Thamar Solorio

Thamar Solorio

2014 Winner of the Grace Hopper Celebration Denice Denton Emerging Leader ABIE Award

Thamar Solorio is an assistant professor in the Department of Computer Science at the University of Alabama at Birmingham. Prior to this position, she held a post-doctoral Research Associate position in the Department of Computer Science at the University of Texas at Dallas. She earned a PhD in Computer Science in 2005 from the Instituto Nacional de Astrofísica, Óptica, y Electrónica (INAOE), in Puebla, México.

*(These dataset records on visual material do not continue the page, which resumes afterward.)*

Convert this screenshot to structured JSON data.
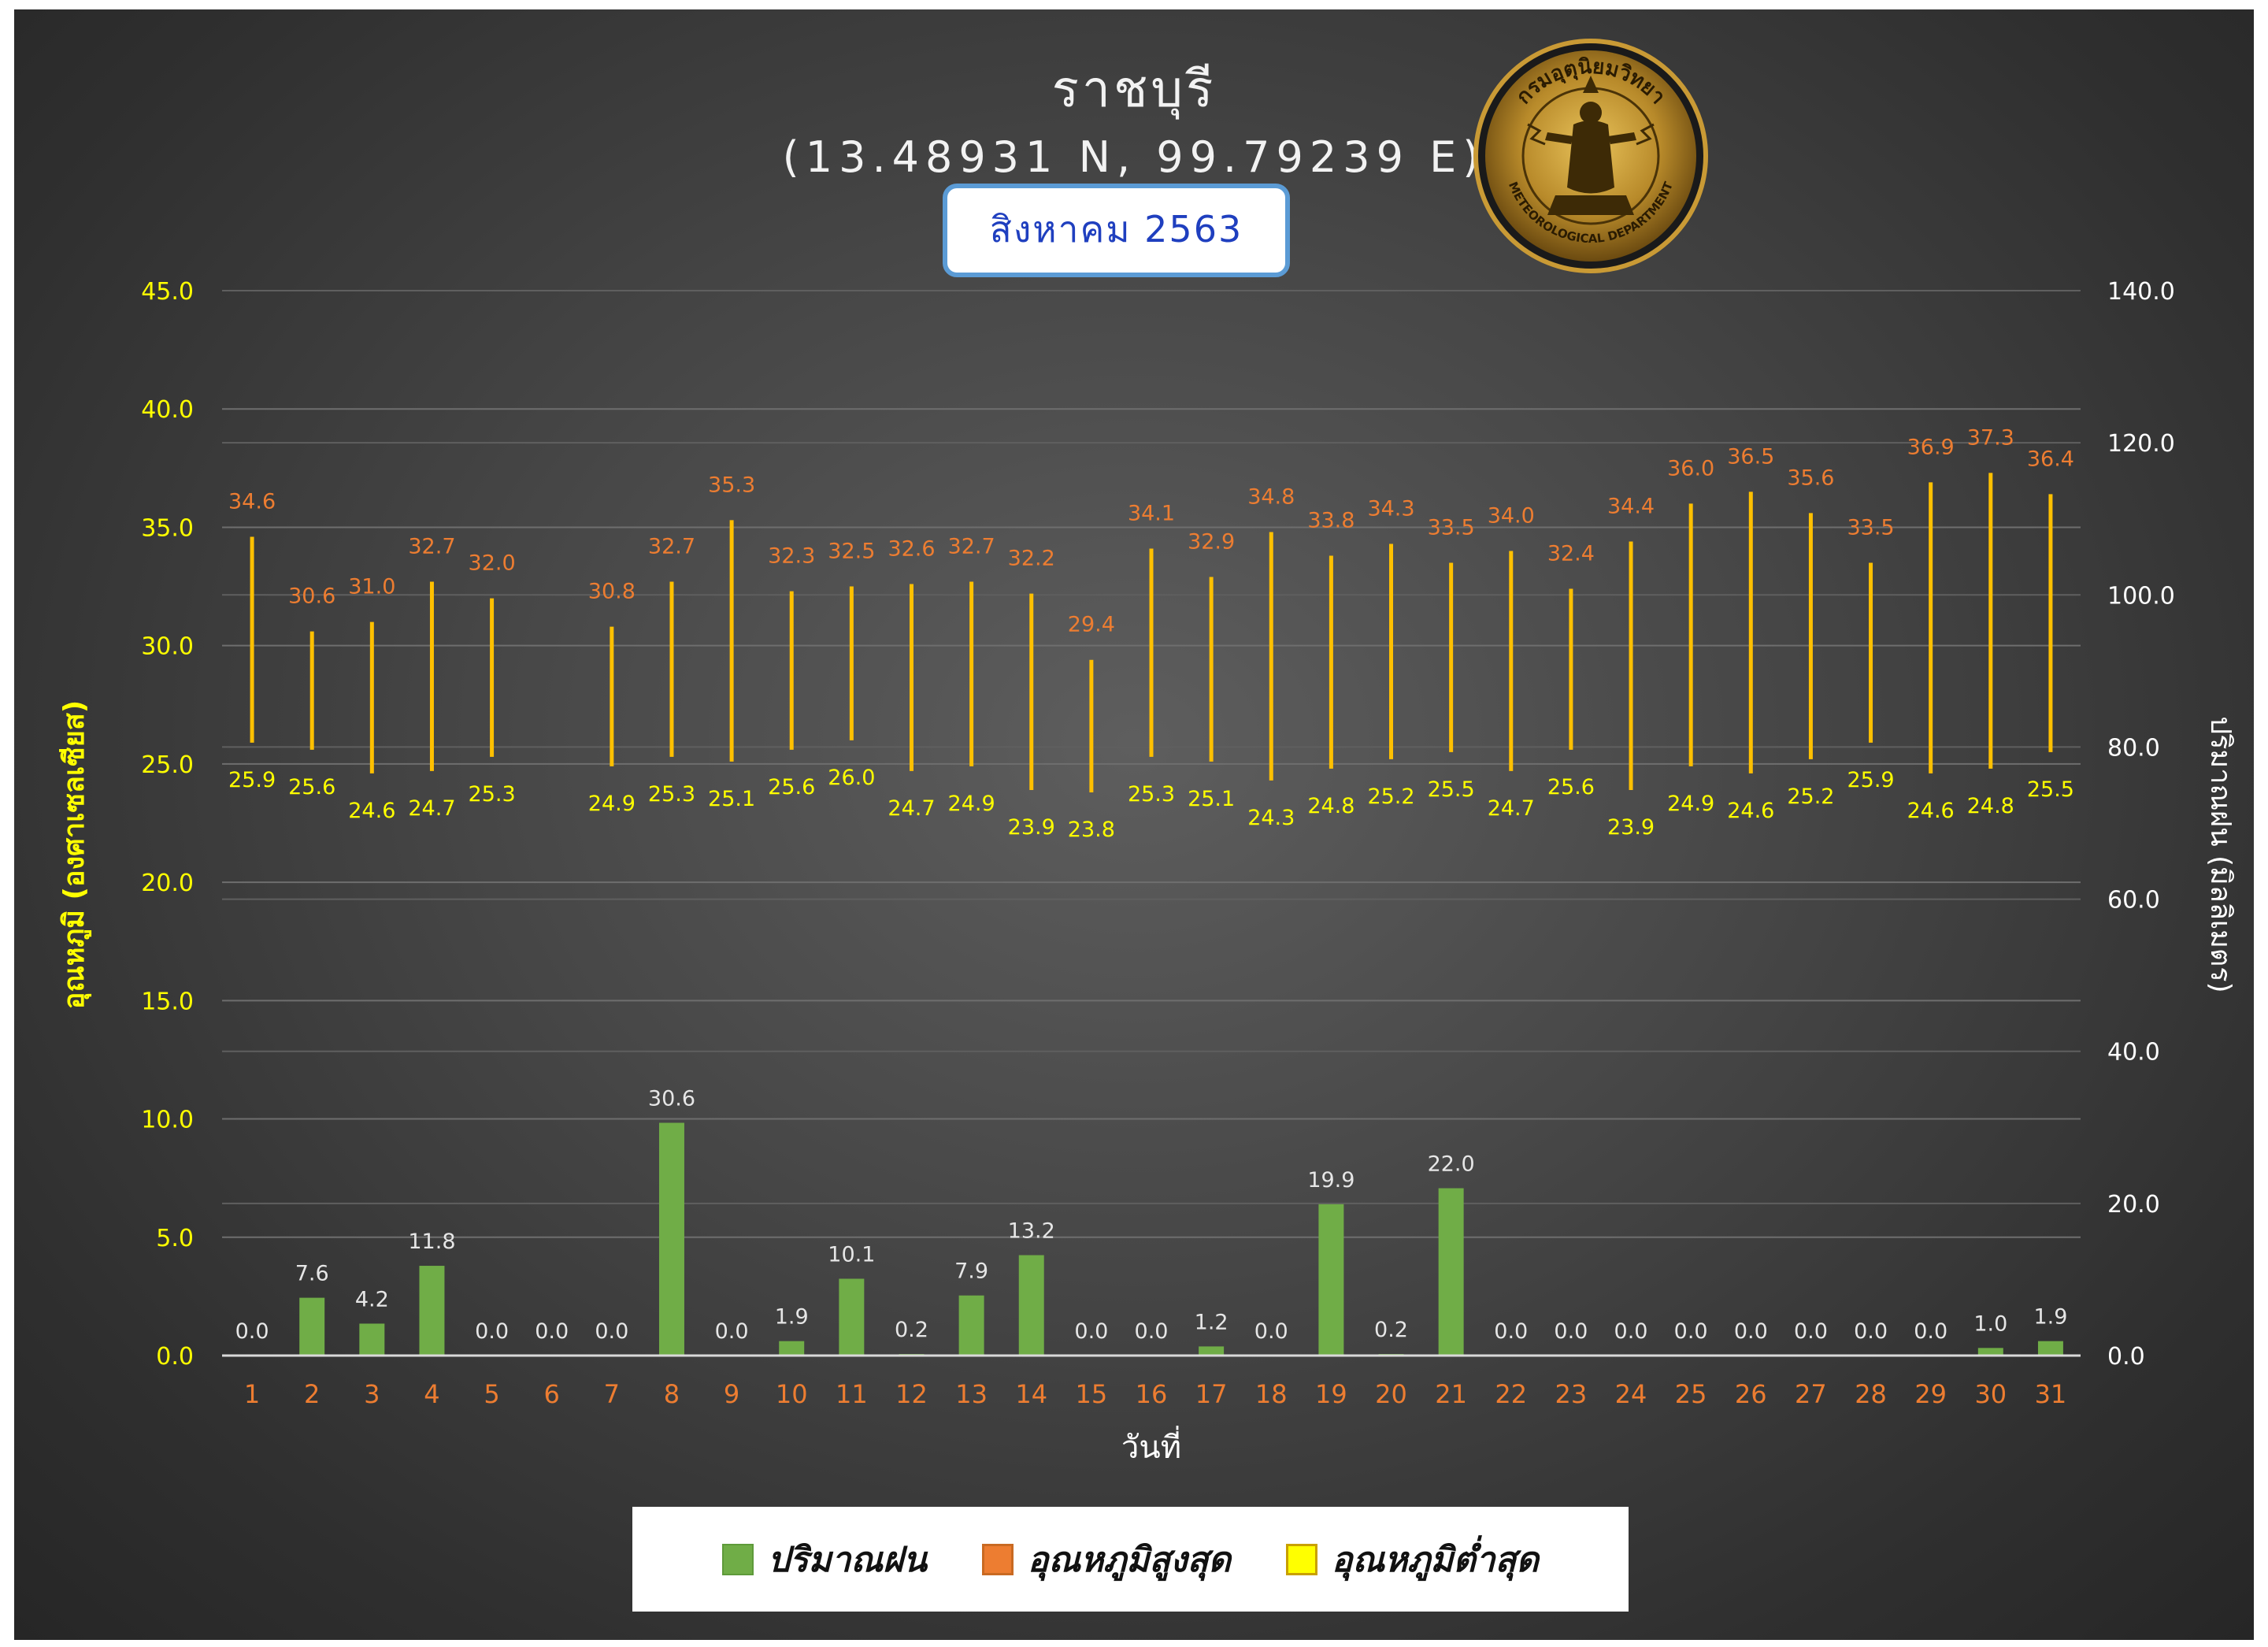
{
  "header": {
    "title": "ราชบุรี",
    "coords": "(13.48931 N, 99.79239 E)",
    "month": "สิงหาคม 2563"
  },
  "logo": {
    "text_top": "กรมอุตุนิยมวิทยา",
    "text_bottom": "METEOROLOGICAL DEPARTMENT",
    "icon": "thai-meteorological-department-seal"
  },
  "colors": {
    "rain": "#70ad47",
    "max_temp": "#ed7d31",
    "min_temp": "#ffff00",
    "range_line": "#ffc000",
    "left_axis": "#ffff00",
    "right_axis": "#ffffff",
    "x_labels": "#ed7d31"
  },
  "chart_data": {
    "type": "bar",
    "xlabel": "วันที่",
    "ylabel_left": "อุณหภูมิ (องศาเซลเซียส)",
    "ylabel_right": "ปริมาณฝน (มิลลิเมตร)",
    "ylim_left": [
      0,
      45
    ],
    "ylim_right": [
      0,
      140
    ],
    "yticks_left": [
      "0.0",
      "5.0",
      "10.0",
      "15.0",
      "20.0",
      "25.0",
      "30.0",
      "35.0",
      "40.0",
      "45.0"
    ],
    "yticks_right": [
      "0.0",
      "20.0",
      "40.0",
      "60.0",
      "80.0",
      "100.0",
      "120.0",
      "140.0"
    ],
    "categories": [
      "1",
      "2",
      "3",
      "4",
      "5",
      "6",
      "7",
      "8",
      "9",
      "10",
      "11",
      "12",
      "13",
      "14",
      "15",
      "16",
      "17",
      "18",
      "19",
      "20",
      "21",
      "22",
      "23",
      "24",
      "25",
      "26",
      "27",
      "28",
      "29",
      "30",
      "31"
    ],
    "series": [
      {
        "name": "ปริมาณฝน",
        "type": "bar",
        "axis": "right",
        "values": [
          0.0,
          7.6,
          4.2,
          11.8,
          0.0,
          0.0,
          0.0,
          30.6,
          0.0,
          1.9,
          10.1,
          0.2,
          7.9,
          13.2,
          0.0,
          0.0,
          1.2,
          0.0,
          19.9,
          0.2,
          22.0,
          0.0,
          0.0,
          0.0,
          0.0,
          0.0,
          0.0,
          0.0,
          0.0,
          1.0,
          1.9
        ],
        "labels": [
          "0.0",
          "7.6",
          "4.2",
          "11.8",
          "0.0",
          "0.0",
          "0.0",
          "30.6",
          "0.0",
          "1.9",
          "10.1",
          "0.2",
          "7.9",
          "13.2",
          "0.0",
          "0.0",
          "1.2",
          "0.0",
          "19.9",
          "0.2",
          "22.0",
          "0.0",
          "0.0",
          "0.0",
          "0.0",
          "0.0",
          "0.0",
          "0.0",
          "0.0",
          "1.0",
          "1.9"
        ]
      },
      {
        "name": "อุณหภูมิสูงสุด",
        "type": "range-high",
        "axis": "left",
        "values": [
          34.6,
          30.6,
          31.0,
          32.7,
          32.0,
          null,
          30.8,
          32.7,
          35.3,
          32.3,
          32.5,
          32.6,
          32.7,
          32.2,
          29.4,
          34.1,
          32.9,
          34.8,
          33.8,
          34.3,
          33.5,
          34.0,
          32.4,
          34.4,
          36.0,
          36.5,
          35.6,
          33.5,
          36.9,
          37.3,
          36.4
        ],
        "labels": [
          "34.6",
          "30.6",
          "31.0",
          "32.7",
          "32.0",
          "",
          "30.8",
          "32.7",
          "35.3",
          "32.3",
          "32.5",
          "32.6",
          "32.7",
          "32.2",
          "29.4",
          "34.1",
          "32.9",
          "34.8",
          "33.8",
          "34.3",
          "33.5",
          "34.0",
          "32.4",
          "34.4",
          "36.0",
          "36.5",
          "35.6",
          "33.5",
          "36.9",
          "37.3",
          "36.4"
        ]
      },
      {
        "name": "อุณหภูมิต่ำสุด",
        "type": "range-low",
        "axis": "left",
        "values": [
          25.9,
          25.6,
          24.6,
          24.7,
          25.3,
          null,
          24.9,
          25.3,
          25.1,
          25.6,
          26.0,
          24.7,
          24.9,
          23.9,
          23.8,
          25.3,
          25.1,
          24.3,
          24.8,
          25.2,
          25.5,
          24.7,
          25.6,
          23.9,
          24.9,
          24.6,
          25.2,
          25.9,
          24.6,
          24.8,
          25.5
        ],
        "labels": [
          "25.9",
          "25.6",
          "24.6",
          "24.7",
          "25.3",
          "",
          "24.9",
          "25.3",
          "25.1",
          "25.6",
          "26.0",
          "24.7",
          "24.9",
          "23.9",
          "23.8",
          "25.3",
          "25.1",
          "24.3",
          "24.8",
          "25.2",
          "25.5",
          "24.7",
          "25.6",
          "23.9",
          "24.9",
          "24.6",
          "25.2",
          "25.9",
          "24.6",
          "24.8",
          "25.5"
        ]
      }
    ],
    "grid": true,
    "legend_position": "bottom"
  },
  "legend": {
    "rain": "ปริมาณฝน",
    "max": "อุณหภูมิสูงสุด",
    "min": "อุณหภูมิต่ำสุด"
  }
}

Her M.S. degree (2002) is in Computer Science from INAOE. Her B.S. degree in Computer Systems Engineering is from the Universidad Autónoma de Chihuahua, Facultad de Ingeniería, Chihuahua, México.

Solorio’s research focuses on authorship analysis, child language assessment from narratives, mixed-language processing in social media, and information extraction from clinical records and patient generated data. Solorio has aimed at increasing the number of underrepresented minorities in Computer Science through craving research projects that have a tangible societal impact. She is also committed to increase the collaboration ties among researchers across the Americas, and in particular to forge a stronger Natural Language Processing community in Latin America. In 2010 she co-organized the first workshop for young researchers on languages of the Americas. This NSF funded workshop brought together young NLP scientists across the Americas that were interested in building new collaborations. The meeting enabled young scientists to identify new partnerships that are still active today. It also inspired other initiatives across the region, such as the Latin-American Workshop on Automated Language Processing that took place in Puebla, Mexico, last summer, where she was an invited panelist.

Solorio has served as area chair for the Annual Meetings of the Association of Computational Linguistics, as a reviewer for several journals including Artificial Intelligence in Medicine and Natural Language Engineering, and as a PC member for more than 20 conferences. Her research is funded by the National Science Foundation and the Office of Naval Research. Solorio recently received a prestigious CAREER award for her research on authorship attribution.